Notwithstanding, these limitations do not undermine the findings of this review. They only highlight areas readers need to consider while interpreting the results.
Recommendations for future research
There is a paucity of research that assessed anxiety and depression in PCa patients in low and middle-income countries (LMICs), especially in Africa and the Caribbean, geographical regions that have the largest population of black men who are the most affected by PCa. Thus, highlighting a crucial research gap and a need to conduct quality studies in LMICs.
Finally, future research assessing anxiety and depression across treatment stages should utilise longitudinal designs to address the limitations of cross-sectional designs.
Implications for clinical practice
Given the findings, it is recommended that an assessment of anxiety and depression should be conducted pre-treatment (as a baseline for subsequent evaluations), during treatment and after treatment to identify those with clinically significant or worsening levels of anxiety and depression for timely referral for appropriate mental healthcare. Preferably, the assessment tool should be concise, easy to use and have an empirically proven internal validity, such as the HADS, MAX-PC or PHQ-9 [40].
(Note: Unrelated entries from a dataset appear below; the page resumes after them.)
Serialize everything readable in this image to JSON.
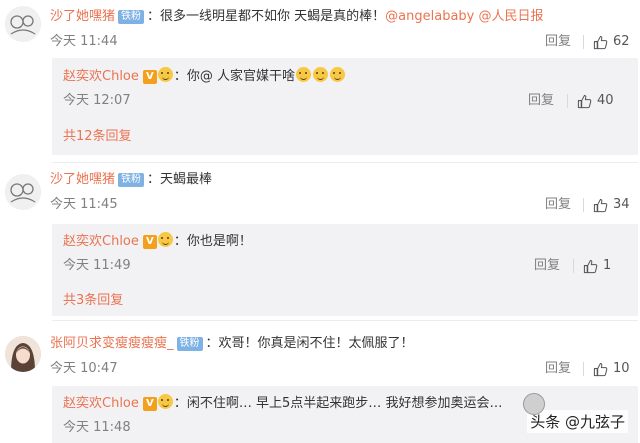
{
  "comments": [
    {
      "user": "沙了她嘿猪",
      "badge": "铁粉",
      "text": "很多一线明星都不如你 天蝎是真的棒！",
      "mentions": "@angelababy @人民日报",
      "time": "今天 11:44",
      "reply": "回复",
      "likes": "62",
      "sub": {
        "user": "赵奕欢Chloe",
        "text": "你@ 人家官媒干啥",
        "time": "今天 12:07",
        "reply": "回复",
        "likes": "40"
      },
      "more": "共12条回复"
    },
    {
      "user": "沙了她嘿猪",
      "badge": "铁粉",
      "text": "天蝎最棒",
      "time": "今天 11:45",
      "reply": "回复",
      "likes": "34",
      "sub": {
        "user": "赵奕欢Chloe",
        "text": "你也是啊！",
        "time": "今天 11:49",
        "reply": "回复",
        "likes": "1"
      },
      "more": "共3条回复"
    },
    {
      "user": "张阿贝求变瘦瘦瘦瘦_",
      "badge": "铁粉",
      "text": "欢哥！你真是闲不住！太佩服了！",
      "time": "今天 10:47",
      "reply": "回复",
      "likes": "10",
      "sub": {
        "user": "赵奕欢Chloe",
        "text": "闲不住啊… 早上5点半起来跑步… 我好想参加奥运会…",
        "time": "今天 11:48"
      }
    }
  ],
  "icons": {
    "verified": "V",
    "like": "thumbs-up-icon",
    "emoji": "grin-emoji-icon"
  },
  "watermark": "头条 @九弦子",
  "colors": {
    "username": "#eb7350",
    "badge": "#7fb2e4",
    "subbox": "#f2f2f5",
    "muted": "#808080"
  }
}
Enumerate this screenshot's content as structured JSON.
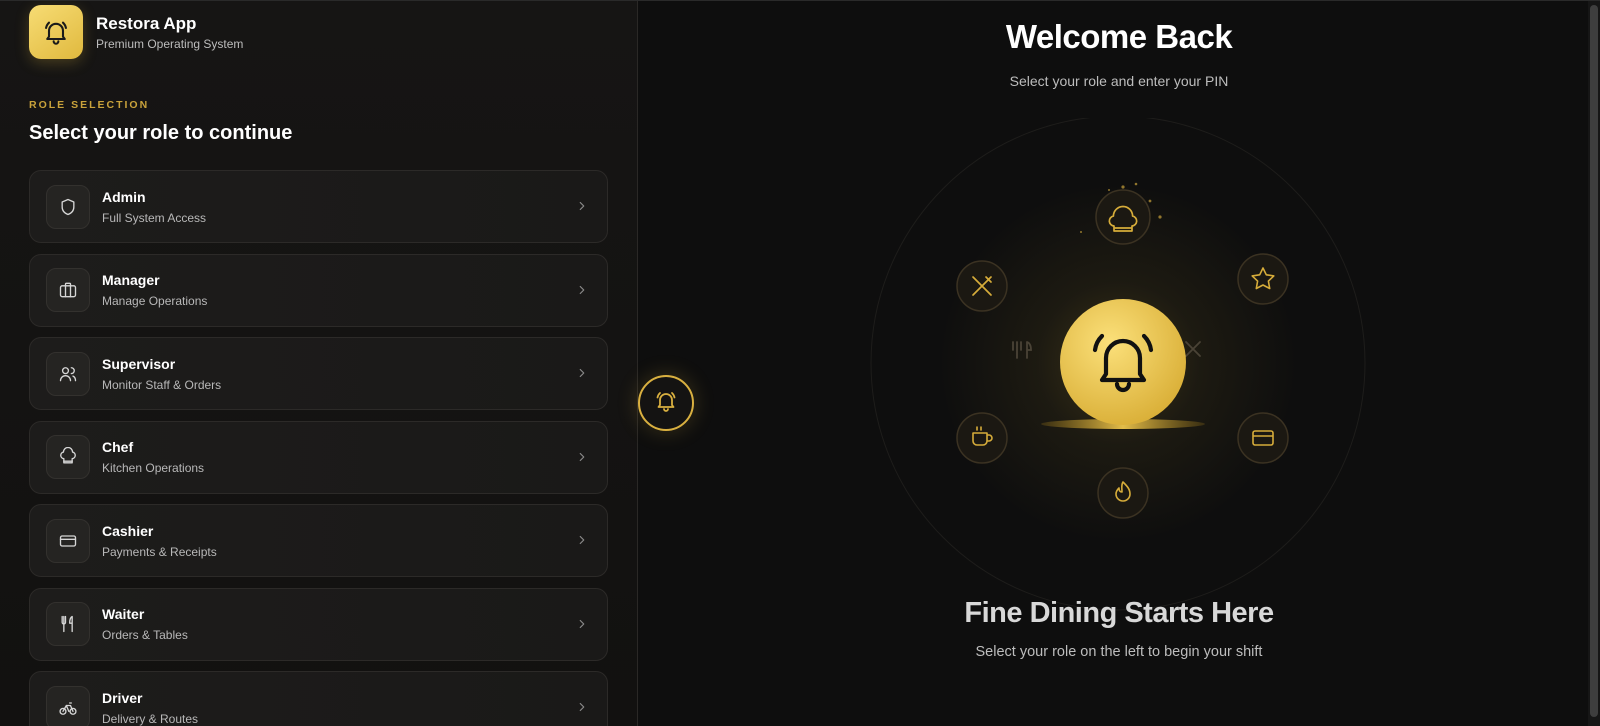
{
  "brand": {
    "title": "Restora App",
    "subtitle": "Premium Operating System",
    "icon": "bell-icon"
  },
  "role_selection": {
    "eyebrow": "ROLE SELECTION",
    "heading": "Select your role to continue",
    "roles": [
      {
        "name": "Admin",
        "desc": "Full System Access",
        "icon": "shield-icon"
      },
      {
        "name": "Manager",
        "desc": "Manage Operations",
        "icon": "briefcase-icon"
      },
      {
        "name": "Supervisor",
        "desc": "Monitor Staff & Orders",
        "icon": "users-icon"
      },
      {
        "name": "Chef",
        "desc": "Kitchen Operations",
        "icon": "chef-hat-icon"
      },
      {
        "name": "Cashier",
        "desc": "Payments & Receipts",
        "icon": "credit-card-icon"
      },
      {
        "name": "Waiter",
        "desc": "Orders & Tables",
        "icon": "utensils-icon"
      },
      {
        "name": "Driver",
        "desc": "Delivery & Routes",
        "icon": "bicycle-icon"
      }
    ]
  },
  "main": {
    "title": "Welcome Back",
    "subtitle": "Select your role and enter your PIN",
    "tagline": "Fine Dining Starts Here",
    "tagline_sub": "Select your role on the left to begin your shift"
  },
  "colors": {
    "accent": "#e0b93e",
    "accent_light": "#f7dc74",
    "background": "#0e0e0e",
    "panel": "#161514"
  }
}
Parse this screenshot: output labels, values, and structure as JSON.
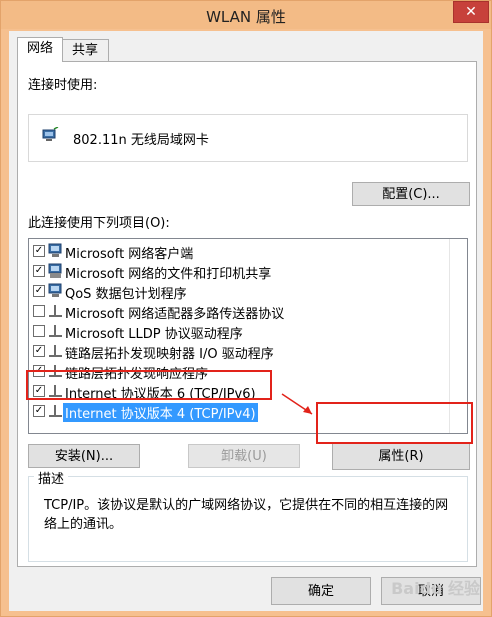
{
  "window": {
    "title": "WLAN 属性",
    "close_glyph": "✕"
  },
  "tabs": [
    {
      "label": "网络",
      "active": true
    },
    {
      "label": "共享",
      "active": false
    }
  ],
  "connect_using": {
    "label": "连接时使用:",
    "adapter_name": "802.11n 无线局域网卡",
    "configure_button": "配置(C)..."
  },
  "items_section": {
    "label": "此连接使用下列项目(O):",
    "items": [
      {
        "checked": true,
        "icon": "network-client-icon",
        "label": "Microsoft 网络客户端",
        "selected": false
      },
      {
        "checked": true,
        "icon": "file-printer-sharing-icon",
        "label": "Microsoft 网络的文件和打印机共享",
        "selected": false
      },
      {
        "checked": true,
        "icon": "qos-scheduler-icon",
        "label": "QoS 数据包计划程序",
        "selected": false
      },
      {
        "checked": false,
        "icon": "protocol-icon",
        "label": "Microsoft 网络适配器多路传送器协议",
        "selected": false
      },
      {
        "checked": false,
        "icon": "protocol-icon",
        "label": "Microsoft LLDP 协议驱动程序",
        "selected": false
      },
      {
        "checked": true,
        "icon": "protocol-icon",
        "label": "链路层拓扑发现映射器 I/O 驱动程序",
        "selected": false
      },
      {
        "checked": true,
        "icon": "protocol-icon",
        "label": "链路层拓扑发现响应程序",
        "selected": false
      },
      {
        "checked": true,
        "icon": "protocol-icon",
        "label": "Internet 协议版本 6 (TCP/IPv6)",
        "selected": false
      },
      {
        "checked": true,
        "icon": "protocol-icon",
        "label": "Internet 协议版本 4 (TCP/IPv4)",
        "selected": true
      }
    ],
    "install_button": "安装(N)...",
    "uninstall_button": "卸载(U)",
    "properties_button": "属性(R)"
  },
  "description": {
    "legend": "描述",
    "text": "TCP/IP。该协议是默认的广域网络协议，它提供在不同的相互连接的网络上的通讯。"
  },
  "footer": {
    "ok_button": "确定",
    "cancel_button": "取消"
  },
  "watermark": "Baidu 经验",
  "colors": {
    "annotation_red": "#e2231a",
    "selection_blue": "#3399ff",
    "title_bar": "#f3bb86"
  }
}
Further, cancer multi-disciplinary teams could utilise the supportive evidence provided in this study in designing guidelines and pathways for the screening, stratification and management or referral of at-risk patients.
Considering that anxiety and depression persist into the PCa survivorship phase, there is a clear need to provide ongoing patient support post-treatment through support groups and uro-oncology clinical nurse specialist (CNS) clinics. Although in developed countries, CNS clinics and PCa support groups are available and have proven useful, it would be beneficial to incorporate more programs aimed at improving resilience, as high levels of resilience can serve as a buffer against anxiety and depression [38].
Finally, as evidence suggests that the lack of adequate physical activity increases the risk of experiencing depression in PCa patients, it may be worthwhile to incorporate supervised exercise in the management of PCa, as it has been demonstrated to prevent and improve depression symptoms in cancer patients [22].
Conclusion
This review confirms that anxiety and depression prevalence are high across the PCa disease trajectory, and depression prevalence is higher in the post-treatment phase. It also demonstrates that socio-economic/demographic, clinical and lifestyle factors determine patients’ predisposition to anxiety and depression. This suggests that some PCa patients are more likely to experience anxiety and depression than others. Therefore, we recommend periodic screening to identify patients with clinically significant or worsening levels of anxiety and depression for timely interventions. Finally, incorporating exercise and supportive care via CNS clinics and PCa support groups are likely to reduce the risk of or ameliorate anxiety and depression symptoms.
List of abbreviations
PCa, Prostate cancer; CRUK, Cancer Research UK; PRISMA, Preferred Reporting Items for Systematic Reviews and Meta-analaysis; PROSPERO, International Prospective Register of Systematic Reviews.
Conflicts of interest
The authors have no conflicts of interest to declare.
Funding
No funding was received for this work.